The logistics necessary to deliver our finished powders to customers can vary significantly. And so does the associated product's carbon footprintWe offer shipment to nearly any destination worldwide and use multimodal freight. Priority is given to truck freight for deliveries within Europe and container freight for overseas exports. Airfreight is used in exceptional cases, i.e. for countries where sea freight is not available or not a timely enough option. As a result, the product carbon footprint of an airfreight delivery to Australia can be over 10 times as high as a truck delivery within the EU. Calculations therefore need to be made on a case-by-case basis in order to be real for a specific customer scenario.

One might assume that, based on the above, the product carbon footprint of BioPowder additives is comparable to the one of products from conventional, i.e. neither recycled nor upcycled, sources. Besides, all CO2 emissions equivalents summed up are likely to produce a figure that is far from carbon neutral. So what makes BioPowder products more attractive from a product carbon footprint perspective?

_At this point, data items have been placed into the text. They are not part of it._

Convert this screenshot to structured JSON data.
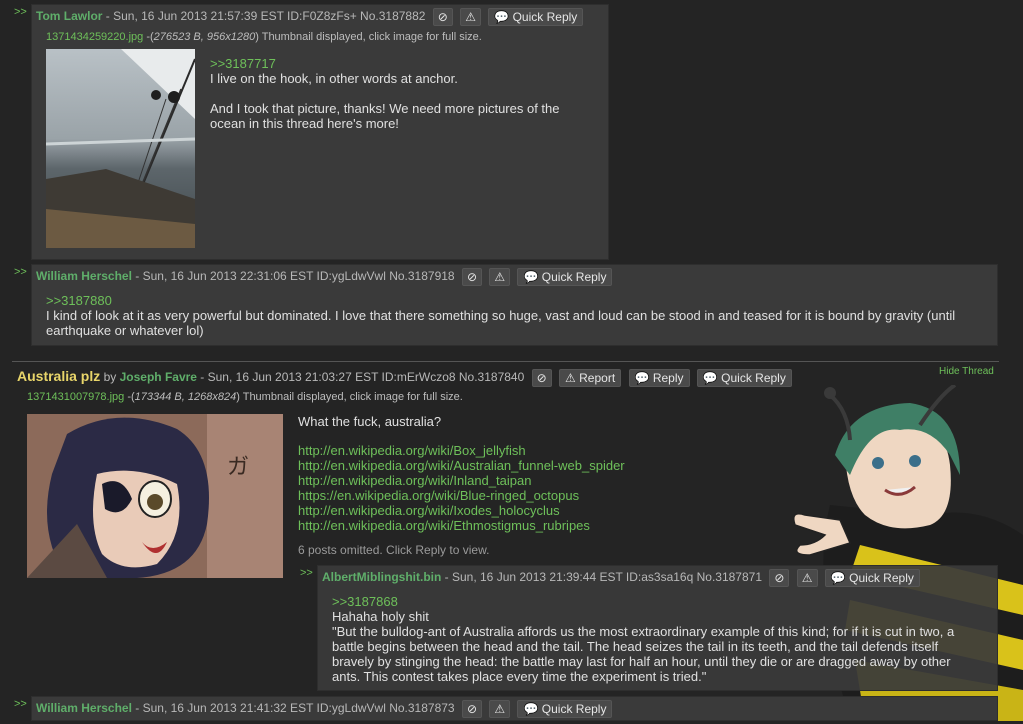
{
  "post1": {
    "arrows": ">>",
    "name": "Tom Lawlor",
    "meta": " - Sun, 16 Jun 2013 21:57:39 EST ID:F0Z8zFs+ No.3187882",
    "quick_reply": "Quick Reply",
    "file_name": "1371434259220.jpg",
    "file_info_italic": "276523 B, 956x1280",
    "file_info_suffix": ") Thumbnail displayed, click image for full size.",
    "quote": ">>3187717",
    "line1": "I live on the hook, in other words at anchor.",
    "line2": "And I took that picture, thanks! We need more pictures of the ocean in this thread here's more!"
  },
  "post2": {
    "arrows": ">>",
    "name": "William Herschel",
    "meta": " - Sun, 16 Jun 2013 22:31:06 EST ID:ygLdwVwl No.3187918",
    "quick_reply": "Quick Reply",
    "quote": ">>3187880",
    "text": "I kind of look at it as very powerful but dominated. I love that there something so huge, vast and loud can be stood in and teased for it is bound by gravity (until earthquake or whatever lol)"
  },
  "op": {
    "subject": "Australia plz",
    "by": " by ",
    "name": "Joseph Favre",
    "meta": " - Sun, 16 Jun 2013 21:03:27 EST ID:mErWczo8 No.3187840",
    "report": "Report",
    "reply": "Reply",
    "quick_reply": "Quick Reply",
    "hide_thread": "Hide Thread",
    "file_name": "1371431007978.jpg",
    "file_info_italic": "173344 B, 1268x824",
    "file_info_suffix": ") Thumbnail displayed, click image for full size.",
    "text": "What the fuck, australia?",
    "links": [
      "http://en.wikipedia.org/wiki/Box_jellyfish",
      "http://en.wikipedia.org/wiki/Australian_funnel-web_spider",
      "http://en.wikipedia.org/wiki/Inland_taipan",
      "https://en.wikipedia.org/wiki/Blue-ringed_octopus",
      "http://en.wikipedia.org/wiki/Ixodes_holocyclus",
      "http://en.wikipedia.org/wiki/Ethmostigmus_rubripes"
    ],
    "omitted": "6 posts omitted. Click Reply to view."
  },
  "post3": {
    "arrows": ">>",
    "name": "AlbertMiblingshit.bin",
    "meta": " - Sun, 16 Jun 2013 21:39:44 EST ID:as3sa16q No.3187871",
    "quick_reply": "Quick Reply",
    "quote": ">>3187868",
    "line1": "Hahaha holy shit",
    "line2": "\"But the bulldog-ant of Australia affords us the most extraordinary example of this kind; for if it is cut in two, a battle begins between the head and the tail. The head seizes the tail in its teeth, and the tail defends itself bravely by stinging the head: the battle may last for half an hour, until they die or are dragged away by other ants. This contest takes place every time the experiment is tried.\""
  },
  "post4": {
    "arrows": ">>",
    "name": "William Herschel",
    "meta": " - Sun, 16 Jun 2013 21:41:32 EST ID:ygLdwVwl No.3187873",
    "quick_reply": "Quick Reply"
  },
  "icons": {
    "hide": "hide-icon",
    "report": "warning-icon",
    "reply": "speech-bubble-icon"
  },
  "colors": {
    "background": "#242424",
    "post_bg": "#3a3a3a",
    "link": "#6ec05a",
    "name": "#5fae6a",
    "subject": "#e8d56a"
  }
}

The answer is: carbon capture

Carbon capture refers to the amount of CO2 that is removed from the atmosphere in connection with an economic activity. In case of BioPowder, evidence suggests that significant carbon capture takes place within the olive and fruit processing ecosystems. Recognized industry associations such as the International Olive Council have found that the olive tree captures around 10 kg of CO2 per litre of olive oil. A major percentage of the absorbed carbon is stored in the olive stone, a lignocellulosic material with a carbon content of 45-50 %. 

By upcycling the olive stones, we make this bio-carbon available to create end products with a reduced product carbon footprint. Carbon capture can be a way to achieve net zero or even negative carbon emissions values. Especially in cases where plant-based raw materials compete with those of mineral or synthetic origin, this is a unique selling point (USP) not to be neglected.

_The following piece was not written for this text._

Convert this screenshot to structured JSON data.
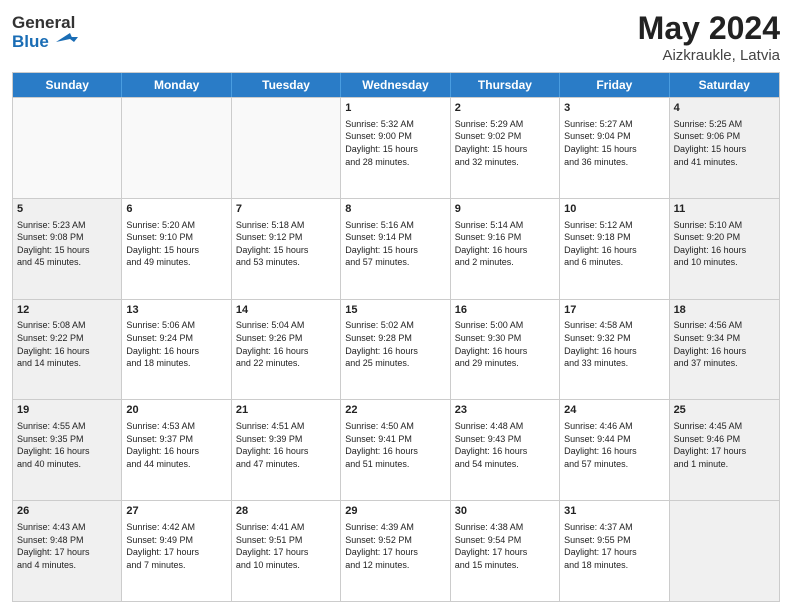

Overview of production stages of olive oil by-products relevant for carbon footprint calculations

Overview of production stages of olive oil by-products relevant for carbon footprint calculations


In the business world, the evolution towards sustainability is no longer just a buzz word, but a necessity for long-term viability and success of companies. The concept of a “static” carbon footprint figure, as suggested by a simple carbon footprint calculator and certain benchmarks, should be viewed critically, because business is subject to constant change. CO2 emissions and carbon footprint monitoring is consequently an ongoing process that requires regular review and adjustment, particularly when considering Scope 2 and 3 Emissions that are beyond an organization's immediate control. 

Considering and monitoring a company's carbon footprint as part of everyday business decisions does not only help mitigate the organization's environmental impact, but also builds its reputation as a responsible and forward-thinking organization. Consumers and stakeholders are progressively more concerned about the environment and showing a commitment to reducing a company's carbon emissions can contribute to a stronger brand image, potential cost reductions (think carbon credits), and better risk management.

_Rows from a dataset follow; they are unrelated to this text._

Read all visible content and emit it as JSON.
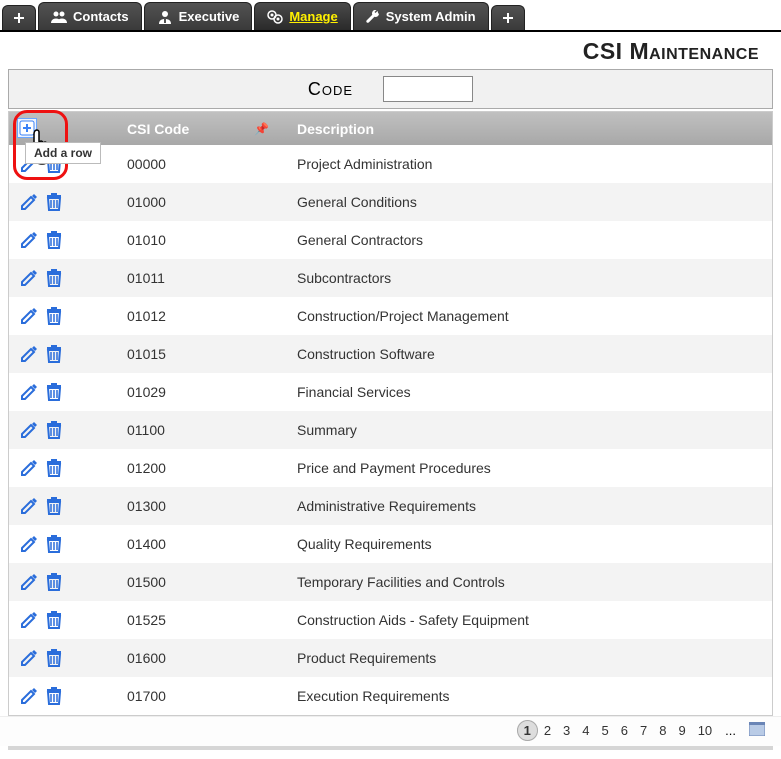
{
  "tabs": [
    {
      "icon": "plus",
      "label": ""
    },
    {
      "icon": "contacts",
      "label": "Contacts"
    },
    {
      "icon": "executive",
      "label": "Executive"
    },
    {
      "icon": "manage",
      "label": "Manage",
      "active": true
    },
    {
      "icon": "wrench",
      "label": "System Admin"
    },
    {
      "icon": "plus",
      "label": ""
    }
  ],
  "page_title": "CSI Maintenance",
  "search": {
    "label": "Code",
    "placeholder": ""
  },
  "columns": {
    "actions": "",
    "code": "CSI Code",
    "desc": "Description"
  },
  "add_hint": "Add a row",
  "rows": [
    {
      "code": "00000",
      "desc": "Project Administration"
    },
    {
      "code": "01000",
      "desc": "General Conditions"
    },
    {
      "code": "01010",
      "desc": "General Contractors"
    },
    {
      "code": "01011",
      "desc": "Subcontractors"
    },
    {
      "code": "01012",
      "desc": "Construction/Project Management"
    },
    {
      "code": "01015",
      "desc": "Construction Software"
    },
    {
      "code": "01029",
      "desc": "Financial Services"
    },
    {
      "code": "01100",
      "desc": "Summary"
    },
    {
      "code": "01200",
      "desc": "Price and Payment Procedures"
    },
    {
      "code": "01300",
      "desc": "Administrative Requirements"
    },
    {
      "code": "01400",
      "desc": "Quality Requirements"
    },
    {
      "code": "01500",
      "desc": "Temporary Facilities and Controls"
    },
    {
      "code": "01525",
      "desc": "Construction Aids - Safety Equipment"
    },
    {
      "code": "01600",
      "desc": "Product Requirements"
    },
    {
      "code": "01700",
      "desc": "Execution Requirements"
    }
  ],
  "pagination": {
    "pages": [
      1,
      2,
      3,
      4,
      5,
      6,
      7,
      8,
      9,
      10
    ],
    "current": 1,
    "ellipsis": "..."
  },
  "colors": {
    "link_blue": "#2a6ddb",
    "highlight": "#e11"
  }
}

At BioPowder, we are eager to improve and to learn in order to keep our corporate carbon footprint minimal. Environmental investments, e.g. in even more energy efficient production technologies, are high up on our agenda. Besides, our focus is long-term partnerships with local suppliers and international customers, partners and logistics providers. We believe that choosing environmentally responsible partners can help us pursue a true cradle-to-cradle approach to CO2 footprint monitoring, involving all aspects from by-product harvesting to the creation of innovative, bio-based end products.